Nie odezwał się, ale widziałam, że wziął do siebie moje słowa.
Chwilę później przekraczaliśmy barierę między wymiarową, a potem witamy w nowym świecie.
- To co teraz? - spytał.
- To chyba my powinniśmy o to spytać - powiedział głos za nami. Uśmiechnęłam się. Wylądowaliśmy na masce samochodu, z którego wyszli dwaj młodzieńcy.
- Sam i Dean, tak? - zapytałam, a oni spojrzeli na siebie.
- Kto pyta? - zaczął Sam. Wysoki, dobrze zbudowany brunet zmierzył nas wzrokiem. Jego nieco niższy brat z krótkimi włosami nie był dłużny.
- Wybaczcie - odparłam i zeskoczyłam z maski po Xerxesie, który podał mi dłoń przy skoku. - Nazywam się Gladys Asakura, a to Xerxes. Jesteśmy z innego świata i przybyliśmy tu po waszą pomoc.
- Naszą pomoc? - zapytał zaskoczony Dean.
- Widzicie w naszym świecie trwa wojna, a nam brakuje troszku magii.
- Wybaczcie, ale nie mamy czasu na wasze problemy, mamy swoje - rzucił Dean próbując wejść do samochodu. Powstrzymałam go.
- Wiem doskonale, że macie Lucy na karku, plus anioły i Michała. Oraz to, że chcą wykorzystać was jako swoje naczynia. Wiem również jak to się zakończy, ale teraz to chyba nie ma sensu tego poruszać. Chcę wam pomóc, a tym samym wy pomożecie nam.
- Niby jak? - kolejne pytanie rzucił Dean.
- Jestem Gladys - odparłam z uśmiechem i nagle wylądowaliśmy wszyscy w próżni. - Tu nas nikt nie podsłuchuje. U was to naprawdę ciężka sprawa z prywatnością. Co krok jakiś demonik czy aniołek. Ale mniejsza, Potrzebuję was by sprowadzić Michała i Lucka by ich spętać i wykorzystać. Wy pozbędziecie się kłopotu, a ja zyskam pomoc.
- Niech zgadnę, chcesz żebyśmy powiedzieli "tak"? Czyś ty zwariowała?
- Ani trochę. Słuchaj do końca. Chcę abyście udawali że się zgadzacie, a ja ich już potem opętam.
- Niby masz tyle mocy? Kim ty jesteś? - zaczął znów Dean.
- Królową - odpowiedział mu Xerxes. Podszedł do mnie i szepnął. - Pokaż im - po czym dał mi buziaka w policzek.
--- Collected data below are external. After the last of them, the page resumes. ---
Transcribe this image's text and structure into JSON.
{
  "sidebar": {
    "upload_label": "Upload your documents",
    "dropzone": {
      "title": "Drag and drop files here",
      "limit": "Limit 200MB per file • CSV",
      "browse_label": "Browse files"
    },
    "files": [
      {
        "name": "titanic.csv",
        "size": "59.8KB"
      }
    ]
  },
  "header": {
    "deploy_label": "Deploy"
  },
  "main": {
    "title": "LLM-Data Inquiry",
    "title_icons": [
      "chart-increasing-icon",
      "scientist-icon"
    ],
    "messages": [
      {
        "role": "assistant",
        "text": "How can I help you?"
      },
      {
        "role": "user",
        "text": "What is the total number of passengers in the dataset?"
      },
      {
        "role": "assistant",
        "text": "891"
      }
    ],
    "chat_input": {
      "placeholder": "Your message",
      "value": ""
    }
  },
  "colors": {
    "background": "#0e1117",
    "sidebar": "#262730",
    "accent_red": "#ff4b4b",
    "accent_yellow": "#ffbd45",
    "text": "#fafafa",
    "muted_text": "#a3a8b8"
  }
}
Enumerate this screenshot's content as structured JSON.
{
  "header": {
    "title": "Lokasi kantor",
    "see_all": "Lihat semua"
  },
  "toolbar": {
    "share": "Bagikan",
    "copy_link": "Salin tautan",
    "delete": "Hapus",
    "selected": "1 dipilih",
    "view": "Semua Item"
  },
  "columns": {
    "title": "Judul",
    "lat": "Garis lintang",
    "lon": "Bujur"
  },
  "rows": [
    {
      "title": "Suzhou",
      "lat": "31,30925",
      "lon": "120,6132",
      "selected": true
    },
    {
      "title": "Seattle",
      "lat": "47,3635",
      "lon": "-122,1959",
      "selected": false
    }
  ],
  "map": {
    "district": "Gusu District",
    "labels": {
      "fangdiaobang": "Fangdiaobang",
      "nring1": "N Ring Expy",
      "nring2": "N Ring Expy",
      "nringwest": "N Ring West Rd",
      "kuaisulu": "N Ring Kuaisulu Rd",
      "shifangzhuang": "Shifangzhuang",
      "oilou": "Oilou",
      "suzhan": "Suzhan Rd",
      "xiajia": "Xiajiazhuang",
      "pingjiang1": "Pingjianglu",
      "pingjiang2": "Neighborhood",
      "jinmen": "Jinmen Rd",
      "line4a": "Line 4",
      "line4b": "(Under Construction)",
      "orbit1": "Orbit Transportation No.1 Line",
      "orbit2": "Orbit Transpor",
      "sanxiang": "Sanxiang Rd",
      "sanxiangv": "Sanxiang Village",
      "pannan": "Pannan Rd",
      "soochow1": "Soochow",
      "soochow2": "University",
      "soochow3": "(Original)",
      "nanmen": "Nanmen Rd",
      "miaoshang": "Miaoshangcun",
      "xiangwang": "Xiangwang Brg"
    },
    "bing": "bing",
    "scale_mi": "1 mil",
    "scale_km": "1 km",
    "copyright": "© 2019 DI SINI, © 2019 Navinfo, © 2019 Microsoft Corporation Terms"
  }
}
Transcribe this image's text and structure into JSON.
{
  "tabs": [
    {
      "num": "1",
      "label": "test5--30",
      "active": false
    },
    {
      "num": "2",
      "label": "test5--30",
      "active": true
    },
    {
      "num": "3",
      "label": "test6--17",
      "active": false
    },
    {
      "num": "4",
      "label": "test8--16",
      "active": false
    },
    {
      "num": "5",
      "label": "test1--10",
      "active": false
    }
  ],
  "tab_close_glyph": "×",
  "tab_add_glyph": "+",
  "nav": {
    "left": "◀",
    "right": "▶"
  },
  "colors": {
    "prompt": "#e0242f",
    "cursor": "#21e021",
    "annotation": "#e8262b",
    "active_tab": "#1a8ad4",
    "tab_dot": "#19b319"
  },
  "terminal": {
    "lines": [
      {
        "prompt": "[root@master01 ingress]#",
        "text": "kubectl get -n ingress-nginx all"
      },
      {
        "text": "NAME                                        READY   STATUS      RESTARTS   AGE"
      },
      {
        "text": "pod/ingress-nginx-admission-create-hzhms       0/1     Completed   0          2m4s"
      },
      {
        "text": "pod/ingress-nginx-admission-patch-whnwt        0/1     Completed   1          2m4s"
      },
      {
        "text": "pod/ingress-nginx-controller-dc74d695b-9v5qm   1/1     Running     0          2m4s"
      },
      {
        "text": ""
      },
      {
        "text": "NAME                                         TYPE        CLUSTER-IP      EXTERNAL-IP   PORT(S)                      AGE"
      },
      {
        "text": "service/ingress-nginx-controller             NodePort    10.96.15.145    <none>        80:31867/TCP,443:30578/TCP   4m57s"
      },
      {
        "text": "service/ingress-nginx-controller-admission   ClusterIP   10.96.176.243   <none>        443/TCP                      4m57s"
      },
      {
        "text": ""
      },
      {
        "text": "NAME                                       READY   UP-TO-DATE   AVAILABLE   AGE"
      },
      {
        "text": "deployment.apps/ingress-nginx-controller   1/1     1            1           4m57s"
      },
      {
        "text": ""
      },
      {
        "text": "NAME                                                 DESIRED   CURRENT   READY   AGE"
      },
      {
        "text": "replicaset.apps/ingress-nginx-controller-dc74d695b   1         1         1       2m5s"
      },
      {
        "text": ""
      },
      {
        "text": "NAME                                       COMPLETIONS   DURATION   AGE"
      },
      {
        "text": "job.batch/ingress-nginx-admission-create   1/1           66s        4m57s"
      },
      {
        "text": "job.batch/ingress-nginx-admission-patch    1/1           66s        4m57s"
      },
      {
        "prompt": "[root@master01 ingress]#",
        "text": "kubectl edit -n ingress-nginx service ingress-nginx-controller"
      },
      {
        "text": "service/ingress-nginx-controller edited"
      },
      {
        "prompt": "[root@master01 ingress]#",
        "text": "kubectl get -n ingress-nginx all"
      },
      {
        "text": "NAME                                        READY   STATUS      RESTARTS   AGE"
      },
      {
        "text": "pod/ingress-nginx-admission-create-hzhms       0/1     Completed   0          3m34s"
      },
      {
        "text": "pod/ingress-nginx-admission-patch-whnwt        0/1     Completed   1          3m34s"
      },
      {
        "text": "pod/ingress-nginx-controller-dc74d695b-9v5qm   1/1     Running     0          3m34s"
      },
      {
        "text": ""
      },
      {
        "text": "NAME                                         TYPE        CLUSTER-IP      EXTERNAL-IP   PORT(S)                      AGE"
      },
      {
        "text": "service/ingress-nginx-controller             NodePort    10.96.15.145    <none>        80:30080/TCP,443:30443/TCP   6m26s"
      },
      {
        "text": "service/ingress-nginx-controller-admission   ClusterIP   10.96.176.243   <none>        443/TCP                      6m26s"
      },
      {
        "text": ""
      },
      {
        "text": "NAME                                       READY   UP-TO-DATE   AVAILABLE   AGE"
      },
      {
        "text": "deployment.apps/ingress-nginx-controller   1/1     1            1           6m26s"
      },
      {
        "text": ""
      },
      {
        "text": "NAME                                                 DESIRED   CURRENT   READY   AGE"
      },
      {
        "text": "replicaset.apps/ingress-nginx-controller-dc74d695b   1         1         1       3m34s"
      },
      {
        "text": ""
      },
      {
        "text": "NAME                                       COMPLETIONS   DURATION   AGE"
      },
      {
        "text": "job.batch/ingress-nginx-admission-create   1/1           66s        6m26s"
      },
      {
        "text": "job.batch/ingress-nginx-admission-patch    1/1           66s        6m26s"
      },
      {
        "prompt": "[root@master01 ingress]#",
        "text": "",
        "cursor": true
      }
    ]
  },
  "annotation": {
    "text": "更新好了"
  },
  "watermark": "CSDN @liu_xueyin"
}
Uśmiechnęłam się. Jemu chyba nigdy się nie znudzi to drażnienie mnie.
- Pokażę wam coś fajnego - powiedziałam i nie pytając o zdanie złapałam ich dłonie, chwila minęła, gdy popatrzyli na mnie jak na potwora.
- Cholera - rzucił Dean.
- Taka mała retrospekcja - odparłam z uśmiechem. - To co, pomożecie?
- Chwila - zaczął Sam. - Nie tak szybko.
- Sorka, ale nie mamy tyle czasu co wy. Tak czy nie? - moje słowa stawały się coraz bardziej ostre. Xerxes złapał mnie za ramię.
- Jeśli nie chcą. Zrobimy to sami bez nich - powiedział Xerxes ze słodkim uśmiechem.
- Wiesz, że takie nasze małe zaangażowanie się w to zrobi duże zamieszanie.
- A będzie gorzej niż jest teraz?
- Tu nasza wojna nie dotarła, trzeba ich w to angażować. Wolałabym jak najmniejsze zło.
- Kochanie nie raz nie dogodzi. Jeden czy dwa robi różnicę.
- Xerxesie, porwanie ich będzie nas dużo kosztować, dobrze wiesz. Chcesz tak ryzykować?
- Z tobą zawsze - rzucił i dał mi słodki pocałunek, a bracia patrzyli na nas z niedowierzaniem.
- Hej, hej, hej, zaraz żebym dobrze to zrozumiał. Macie zamiar porwać Lucyfera i Michała? - zapytał Dean. - Ja rozumiem macie problem, ale czemu akurat nasz świat?
- Pozbędziemy się waszego kłopotu.
- Ale dacie nam większy. Wojnę domową - rzucił Sam.
- E tam, i tak by was czekała i nawet coś gorszego - pstryknęłam palcami i znów pojawiliśmy się w poprzednim miejscu.
- Nie rób tak - zwrócił się do mnie Dean. Mimowolnie się uśmiechnęłam. - Jeśli spróbujecie to zrobić...
- Zrobimy to - odpowiedział mu Xerxes i uniósł go do góry.
- Hej, spokojnie - krzyknął Sam. Xerxes upuścił Deana na ziemię.
- Xerxesie spokojnie. Damy sobie radę - powiedziałam z uśmiechem. - Szkoda, że nie chcecie współpracować, ale cóż... Chodźmy - podałam dłoń mojemu towarzyszowi i zniknęliśmy.